Titchfield Abbey started life as a Premonstratensian abbey founded in 1231 by the Bishop of Winchester, Peter des Roches.
It was suppressed by Henry VIII in 1537 during the Dissolution of the Monasteries, and granted to Thomas Wriothesley, a powerful courtier who also owned Beaulieu Abbey. He transformed it into a grand mansion called Place House.
This he did by inserting a grand turreted gate house into the nave, and demolishing the east end of the church and all the other buildings to the east of the cloisters.
Henry VIII, Edward VI and Elizabeth I are all said to have visited Place House, as did William Shakespeare. Some of his plays may have had their first performance here.

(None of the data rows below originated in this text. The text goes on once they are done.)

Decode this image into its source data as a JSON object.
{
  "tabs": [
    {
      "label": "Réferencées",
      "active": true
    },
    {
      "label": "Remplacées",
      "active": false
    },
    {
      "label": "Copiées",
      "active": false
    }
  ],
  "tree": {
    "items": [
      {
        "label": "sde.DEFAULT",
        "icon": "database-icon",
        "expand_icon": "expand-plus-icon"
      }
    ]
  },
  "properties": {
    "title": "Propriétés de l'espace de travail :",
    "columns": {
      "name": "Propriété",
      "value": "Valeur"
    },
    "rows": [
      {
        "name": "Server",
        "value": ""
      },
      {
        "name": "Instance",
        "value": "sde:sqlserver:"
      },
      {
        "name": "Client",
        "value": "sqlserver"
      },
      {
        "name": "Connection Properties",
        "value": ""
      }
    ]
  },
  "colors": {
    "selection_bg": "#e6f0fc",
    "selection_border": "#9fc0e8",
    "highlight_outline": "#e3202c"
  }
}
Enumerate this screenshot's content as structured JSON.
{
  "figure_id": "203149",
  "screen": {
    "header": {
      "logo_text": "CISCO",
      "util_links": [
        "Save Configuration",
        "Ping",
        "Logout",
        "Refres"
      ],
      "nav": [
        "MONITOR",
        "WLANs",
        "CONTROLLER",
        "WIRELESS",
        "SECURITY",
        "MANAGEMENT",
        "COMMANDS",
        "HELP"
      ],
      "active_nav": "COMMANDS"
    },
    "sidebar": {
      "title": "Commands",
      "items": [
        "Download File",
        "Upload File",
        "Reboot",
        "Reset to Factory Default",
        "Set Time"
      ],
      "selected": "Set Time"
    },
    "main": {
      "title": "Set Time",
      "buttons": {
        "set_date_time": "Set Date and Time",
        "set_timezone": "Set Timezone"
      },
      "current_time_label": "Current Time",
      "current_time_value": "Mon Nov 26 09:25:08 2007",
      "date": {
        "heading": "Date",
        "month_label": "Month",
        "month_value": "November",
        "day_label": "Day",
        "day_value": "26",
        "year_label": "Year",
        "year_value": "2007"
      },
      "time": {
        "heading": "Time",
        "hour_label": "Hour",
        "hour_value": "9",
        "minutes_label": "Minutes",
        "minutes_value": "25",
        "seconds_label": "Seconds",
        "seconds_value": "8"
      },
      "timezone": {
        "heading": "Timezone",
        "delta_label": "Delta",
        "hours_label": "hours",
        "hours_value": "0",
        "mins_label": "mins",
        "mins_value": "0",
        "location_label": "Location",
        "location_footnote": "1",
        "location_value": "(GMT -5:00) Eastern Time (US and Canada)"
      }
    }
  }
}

After changing hands several times, in 1781 the mansion was abandoned and partially demolished to create a romantic ruin. And what a romantic ruin it is. It must have been a very handsome house in its day.
Despite there being brown signs pointing to the abbey from every direction, the entrance to the site is not signposted, and is not easy to spot; I managed to drive past it twice. Look out for the posts with red bands on them, immediately opposite the Fisherman's Rest public house.
There is a small car park immediately in front of the abbey and another at the far end of the drive.
Admission is free; for opening times, please see English Heritage's official site detailed below.
Whilst you are in the area it is worth driving south over the busy A27 to the achingly pretty Titchfield village, marooned as it is in all the post-war dross.